Dominic always knew that I was secretly weak, and he knew that I was beginning to worry about things such as tuition, employment, and the future that our present life of debauchery would inevitably lead to. When I returned from work at three in the afternoon, the sky had cleared and everyone was still asleep in the apartment, so I wearily came through the doorway and entered my tousled and disordered bed for a long and justly deserved slumber.

“When you woke at about eight, we had everything prepared for you.
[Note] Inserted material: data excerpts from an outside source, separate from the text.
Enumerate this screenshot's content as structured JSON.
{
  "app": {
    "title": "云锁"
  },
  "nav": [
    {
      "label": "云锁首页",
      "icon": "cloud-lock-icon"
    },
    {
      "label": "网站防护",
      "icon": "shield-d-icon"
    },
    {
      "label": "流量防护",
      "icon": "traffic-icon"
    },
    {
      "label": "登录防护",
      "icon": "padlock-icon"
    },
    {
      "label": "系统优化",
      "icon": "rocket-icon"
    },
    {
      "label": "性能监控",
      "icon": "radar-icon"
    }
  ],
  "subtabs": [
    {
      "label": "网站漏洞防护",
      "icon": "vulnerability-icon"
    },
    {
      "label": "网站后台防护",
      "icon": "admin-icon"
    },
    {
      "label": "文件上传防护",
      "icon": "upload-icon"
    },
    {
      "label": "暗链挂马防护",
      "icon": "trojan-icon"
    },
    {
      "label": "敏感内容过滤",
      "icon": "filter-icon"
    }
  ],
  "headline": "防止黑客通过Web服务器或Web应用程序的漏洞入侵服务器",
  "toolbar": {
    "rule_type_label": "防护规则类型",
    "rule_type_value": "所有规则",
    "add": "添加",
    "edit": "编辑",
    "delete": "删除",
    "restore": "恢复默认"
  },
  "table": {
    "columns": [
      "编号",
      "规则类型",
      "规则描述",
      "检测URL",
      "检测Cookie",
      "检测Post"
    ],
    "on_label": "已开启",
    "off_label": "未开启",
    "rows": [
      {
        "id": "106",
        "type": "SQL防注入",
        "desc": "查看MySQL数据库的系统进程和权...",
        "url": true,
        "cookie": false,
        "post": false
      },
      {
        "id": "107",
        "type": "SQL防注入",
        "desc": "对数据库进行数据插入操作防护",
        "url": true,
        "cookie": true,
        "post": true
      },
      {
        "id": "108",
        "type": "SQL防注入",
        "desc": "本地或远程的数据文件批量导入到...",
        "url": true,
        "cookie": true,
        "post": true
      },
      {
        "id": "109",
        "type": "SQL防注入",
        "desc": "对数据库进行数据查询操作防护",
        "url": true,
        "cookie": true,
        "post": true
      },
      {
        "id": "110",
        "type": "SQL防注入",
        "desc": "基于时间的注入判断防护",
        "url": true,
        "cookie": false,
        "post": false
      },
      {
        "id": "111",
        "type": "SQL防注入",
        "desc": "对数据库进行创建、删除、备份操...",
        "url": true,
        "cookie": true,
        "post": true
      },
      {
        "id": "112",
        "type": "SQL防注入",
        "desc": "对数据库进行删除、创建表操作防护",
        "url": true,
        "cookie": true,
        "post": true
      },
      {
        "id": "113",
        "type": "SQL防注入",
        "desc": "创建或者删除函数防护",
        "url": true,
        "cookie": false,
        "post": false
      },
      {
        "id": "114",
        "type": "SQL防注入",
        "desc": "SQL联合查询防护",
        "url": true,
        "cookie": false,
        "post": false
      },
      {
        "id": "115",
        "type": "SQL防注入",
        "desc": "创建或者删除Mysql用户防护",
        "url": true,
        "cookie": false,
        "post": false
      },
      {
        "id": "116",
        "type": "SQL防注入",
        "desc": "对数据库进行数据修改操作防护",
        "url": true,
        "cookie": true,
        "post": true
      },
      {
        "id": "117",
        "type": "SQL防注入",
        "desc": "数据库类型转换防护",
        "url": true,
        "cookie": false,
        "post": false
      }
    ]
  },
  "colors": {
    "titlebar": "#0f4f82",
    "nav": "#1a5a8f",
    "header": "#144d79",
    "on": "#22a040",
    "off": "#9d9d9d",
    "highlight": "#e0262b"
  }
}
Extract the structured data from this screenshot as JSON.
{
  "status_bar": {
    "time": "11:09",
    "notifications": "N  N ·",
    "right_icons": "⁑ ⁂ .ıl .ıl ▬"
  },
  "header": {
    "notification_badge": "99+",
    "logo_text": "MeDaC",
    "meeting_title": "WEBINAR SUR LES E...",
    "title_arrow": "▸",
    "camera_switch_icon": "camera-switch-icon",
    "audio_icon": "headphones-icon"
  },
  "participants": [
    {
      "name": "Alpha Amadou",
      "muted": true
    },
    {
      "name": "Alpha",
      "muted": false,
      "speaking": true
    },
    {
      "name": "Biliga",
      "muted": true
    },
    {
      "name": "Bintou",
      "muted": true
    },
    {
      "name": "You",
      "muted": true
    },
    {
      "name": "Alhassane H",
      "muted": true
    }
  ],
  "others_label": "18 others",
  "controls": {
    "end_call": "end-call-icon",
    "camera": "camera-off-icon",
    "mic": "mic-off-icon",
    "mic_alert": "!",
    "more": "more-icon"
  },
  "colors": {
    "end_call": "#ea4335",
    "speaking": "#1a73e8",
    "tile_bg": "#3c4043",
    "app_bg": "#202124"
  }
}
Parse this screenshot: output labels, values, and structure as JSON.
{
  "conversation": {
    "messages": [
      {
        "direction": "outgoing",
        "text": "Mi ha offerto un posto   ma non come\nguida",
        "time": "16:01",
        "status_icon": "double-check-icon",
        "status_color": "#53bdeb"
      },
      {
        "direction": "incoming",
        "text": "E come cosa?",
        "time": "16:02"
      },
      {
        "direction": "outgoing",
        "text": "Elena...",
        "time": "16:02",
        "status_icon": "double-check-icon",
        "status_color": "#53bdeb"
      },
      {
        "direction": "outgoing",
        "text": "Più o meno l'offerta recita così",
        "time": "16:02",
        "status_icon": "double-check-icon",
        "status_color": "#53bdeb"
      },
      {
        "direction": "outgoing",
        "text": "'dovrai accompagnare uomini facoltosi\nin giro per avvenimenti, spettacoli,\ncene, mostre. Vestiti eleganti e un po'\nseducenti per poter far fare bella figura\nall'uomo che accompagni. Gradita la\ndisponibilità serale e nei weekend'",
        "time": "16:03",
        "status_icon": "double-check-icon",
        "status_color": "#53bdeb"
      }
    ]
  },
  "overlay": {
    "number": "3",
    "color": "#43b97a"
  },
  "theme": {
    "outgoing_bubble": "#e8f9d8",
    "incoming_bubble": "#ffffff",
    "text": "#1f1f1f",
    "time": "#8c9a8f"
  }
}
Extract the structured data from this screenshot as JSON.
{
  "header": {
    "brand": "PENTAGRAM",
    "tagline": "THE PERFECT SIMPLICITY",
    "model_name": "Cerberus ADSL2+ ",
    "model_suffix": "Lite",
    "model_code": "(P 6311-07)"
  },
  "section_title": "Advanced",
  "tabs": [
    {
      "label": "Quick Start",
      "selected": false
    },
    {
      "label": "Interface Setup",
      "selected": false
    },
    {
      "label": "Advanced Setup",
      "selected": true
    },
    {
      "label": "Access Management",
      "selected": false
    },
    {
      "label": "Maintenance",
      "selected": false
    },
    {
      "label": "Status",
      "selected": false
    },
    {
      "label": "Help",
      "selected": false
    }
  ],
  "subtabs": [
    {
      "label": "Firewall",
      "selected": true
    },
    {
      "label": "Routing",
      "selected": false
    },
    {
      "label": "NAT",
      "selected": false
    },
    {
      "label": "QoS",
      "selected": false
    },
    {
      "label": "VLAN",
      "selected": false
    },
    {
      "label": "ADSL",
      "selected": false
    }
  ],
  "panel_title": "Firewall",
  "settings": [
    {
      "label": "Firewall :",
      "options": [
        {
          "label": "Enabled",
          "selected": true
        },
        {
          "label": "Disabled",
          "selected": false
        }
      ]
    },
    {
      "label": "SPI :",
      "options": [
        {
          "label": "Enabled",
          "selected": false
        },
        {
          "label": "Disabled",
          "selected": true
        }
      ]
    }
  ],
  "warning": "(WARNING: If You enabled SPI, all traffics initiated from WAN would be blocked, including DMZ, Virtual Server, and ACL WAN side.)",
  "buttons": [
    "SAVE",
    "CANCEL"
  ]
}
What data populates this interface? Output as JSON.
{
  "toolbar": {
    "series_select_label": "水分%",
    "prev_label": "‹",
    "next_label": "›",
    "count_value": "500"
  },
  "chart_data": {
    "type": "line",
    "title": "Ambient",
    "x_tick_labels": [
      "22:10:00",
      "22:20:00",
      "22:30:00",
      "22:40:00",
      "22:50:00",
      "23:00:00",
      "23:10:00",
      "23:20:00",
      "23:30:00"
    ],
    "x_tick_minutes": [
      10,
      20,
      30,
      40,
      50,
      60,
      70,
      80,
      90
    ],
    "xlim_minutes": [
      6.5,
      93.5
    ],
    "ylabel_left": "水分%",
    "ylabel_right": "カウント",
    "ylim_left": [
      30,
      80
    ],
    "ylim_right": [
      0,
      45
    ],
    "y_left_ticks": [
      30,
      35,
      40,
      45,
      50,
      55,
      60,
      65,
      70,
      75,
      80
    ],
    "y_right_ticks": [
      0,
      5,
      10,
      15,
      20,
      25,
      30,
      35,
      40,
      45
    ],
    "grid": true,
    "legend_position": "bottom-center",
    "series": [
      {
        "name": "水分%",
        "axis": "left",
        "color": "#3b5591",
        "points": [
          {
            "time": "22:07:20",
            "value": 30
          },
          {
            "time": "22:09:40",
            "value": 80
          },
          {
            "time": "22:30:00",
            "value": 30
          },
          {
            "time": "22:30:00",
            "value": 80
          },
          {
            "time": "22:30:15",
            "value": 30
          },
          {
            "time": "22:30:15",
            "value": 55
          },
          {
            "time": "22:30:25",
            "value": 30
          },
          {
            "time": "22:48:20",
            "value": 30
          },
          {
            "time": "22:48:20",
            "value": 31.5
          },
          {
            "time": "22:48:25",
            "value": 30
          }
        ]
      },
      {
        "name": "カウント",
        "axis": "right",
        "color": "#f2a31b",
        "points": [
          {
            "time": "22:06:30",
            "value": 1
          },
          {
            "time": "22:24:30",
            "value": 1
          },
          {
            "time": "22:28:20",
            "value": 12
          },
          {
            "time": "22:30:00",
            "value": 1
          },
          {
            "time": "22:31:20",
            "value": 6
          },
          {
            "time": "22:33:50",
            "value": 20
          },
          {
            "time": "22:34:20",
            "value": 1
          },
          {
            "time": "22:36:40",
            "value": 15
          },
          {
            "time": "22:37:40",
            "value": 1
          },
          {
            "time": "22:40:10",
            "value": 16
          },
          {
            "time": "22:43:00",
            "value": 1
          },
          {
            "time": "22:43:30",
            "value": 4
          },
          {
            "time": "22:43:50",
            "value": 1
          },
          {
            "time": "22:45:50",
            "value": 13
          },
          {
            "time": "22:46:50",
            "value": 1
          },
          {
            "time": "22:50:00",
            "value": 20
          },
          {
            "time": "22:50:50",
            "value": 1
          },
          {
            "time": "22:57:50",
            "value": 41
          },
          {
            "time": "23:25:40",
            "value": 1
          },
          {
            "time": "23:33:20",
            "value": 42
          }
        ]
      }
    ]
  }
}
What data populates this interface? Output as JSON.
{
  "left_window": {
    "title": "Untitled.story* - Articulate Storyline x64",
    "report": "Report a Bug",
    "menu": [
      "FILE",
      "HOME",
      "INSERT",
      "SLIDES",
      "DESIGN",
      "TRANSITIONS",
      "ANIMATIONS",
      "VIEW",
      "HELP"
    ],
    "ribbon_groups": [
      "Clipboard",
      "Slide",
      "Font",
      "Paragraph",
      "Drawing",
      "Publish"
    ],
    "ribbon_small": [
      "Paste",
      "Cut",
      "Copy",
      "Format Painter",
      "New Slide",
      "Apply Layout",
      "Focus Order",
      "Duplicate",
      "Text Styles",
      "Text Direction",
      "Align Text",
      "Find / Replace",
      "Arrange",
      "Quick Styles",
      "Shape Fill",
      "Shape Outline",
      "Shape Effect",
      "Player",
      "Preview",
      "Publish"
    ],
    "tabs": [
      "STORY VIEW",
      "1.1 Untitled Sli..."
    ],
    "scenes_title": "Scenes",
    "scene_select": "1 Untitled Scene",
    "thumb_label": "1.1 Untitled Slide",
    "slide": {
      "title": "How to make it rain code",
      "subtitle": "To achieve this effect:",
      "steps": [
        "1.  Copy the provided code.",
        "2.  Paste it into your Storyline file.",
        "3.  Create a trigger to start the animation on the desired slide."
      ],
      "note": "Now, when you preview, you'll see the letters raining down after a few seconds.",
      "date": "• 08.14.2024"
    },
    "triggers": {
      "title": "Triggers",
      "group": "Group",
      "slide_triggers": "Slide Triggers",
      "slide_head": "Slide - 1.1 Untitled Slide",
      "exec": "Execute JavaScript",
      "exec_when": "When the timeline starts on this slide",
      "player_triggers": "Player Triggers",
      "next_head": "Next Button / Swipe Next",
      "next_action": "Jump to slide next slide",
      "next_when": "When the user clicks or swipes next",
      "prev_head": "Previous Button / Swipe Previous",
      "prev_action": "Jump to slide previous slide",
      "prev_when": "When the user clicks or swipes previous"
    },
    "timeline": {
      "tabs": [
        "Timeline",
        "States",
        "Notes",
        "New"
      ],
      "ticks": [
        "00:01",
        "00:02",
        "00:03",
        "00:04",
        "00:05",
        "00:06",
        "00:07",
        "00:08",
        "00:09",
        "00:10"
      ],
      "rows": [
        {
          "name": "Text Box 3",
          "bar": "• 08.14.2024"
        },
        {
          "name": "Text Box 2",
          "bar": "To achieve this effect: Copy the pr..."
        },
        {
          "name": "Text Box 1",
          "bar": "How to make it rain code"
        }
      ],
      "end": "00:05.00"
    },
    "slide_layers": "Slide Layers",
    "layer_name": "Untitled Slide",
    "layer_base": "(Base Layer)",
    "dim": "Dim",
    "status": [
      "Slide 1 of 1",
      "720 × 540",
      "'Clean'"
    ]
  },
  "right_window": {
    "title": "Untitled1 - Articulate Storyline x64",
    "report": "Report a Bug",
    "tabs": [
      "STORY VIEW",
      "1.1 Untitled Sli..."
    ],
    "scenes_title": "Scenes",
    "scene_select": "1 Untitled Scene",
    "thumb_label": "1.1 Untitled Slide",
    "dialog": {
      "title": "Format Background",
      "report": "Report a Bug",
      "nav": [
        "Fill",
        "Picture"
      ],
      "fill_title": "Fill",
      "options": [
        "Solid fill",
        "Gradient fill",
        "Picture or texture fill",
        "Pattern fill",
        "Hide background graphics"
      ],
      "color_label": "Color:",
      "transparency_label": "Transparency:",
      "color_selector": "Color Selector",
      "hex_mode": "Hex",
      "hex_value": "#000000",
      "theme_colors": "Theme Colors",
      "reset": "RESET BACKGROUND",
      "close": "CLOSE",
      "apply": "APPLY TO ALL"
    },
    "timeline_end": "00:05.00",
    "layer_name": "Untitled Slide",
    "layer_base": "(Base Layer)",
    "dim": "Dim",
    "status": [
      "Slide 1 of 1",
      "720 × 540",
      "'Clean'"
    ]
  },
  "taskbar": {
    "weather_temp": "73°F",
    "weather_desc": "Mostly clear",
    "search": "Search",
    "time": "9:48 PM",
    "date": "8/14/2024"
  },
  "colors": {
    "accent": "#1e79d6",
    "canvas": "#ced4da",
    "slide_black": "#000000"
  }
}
First a cooked meal—none of that Ramen shit you always would eat and we had all the usuals out and ready for you—pre-meal wine, beer and brauts, brandy and cigars after, then hours of our usual talking, over hock and Danish cheese.”

I had woken up beaten to hell; I took a shower, and allowed them to tend to me.

“So when we grabbed you and David strung you up upside-down by the ankle from the doorway, you were pretty surprised!”

They knocked me arse over tit, and I was hung from the doorway with the rope and pulley Dominic and his antics had set up, blood pounding down into my ears and eyes; the door wide open and allowing a cooling breeze to wash my mind into a world of blood and the smoke from the cigar I had refused to drop.

“Then Dominic turned on ‘99 Red Balloons’ and David and he were dancing, me running in-between and around them, arms wide and suddenly our shirts were off”

They began swinging me in the doorway, slapping my arse and shoving against my back to send me soaring up, out the doorway, and looking over that oily patch of concrete we used as a front stoop, littered with soggy trash and cigarette butts and the Keystone beer tabs, and probably lots of shattered splinters of glass then swinging back into the room laughing, and trying to beat away the clutching and rapacious hands running over my body and sending me back out into the world.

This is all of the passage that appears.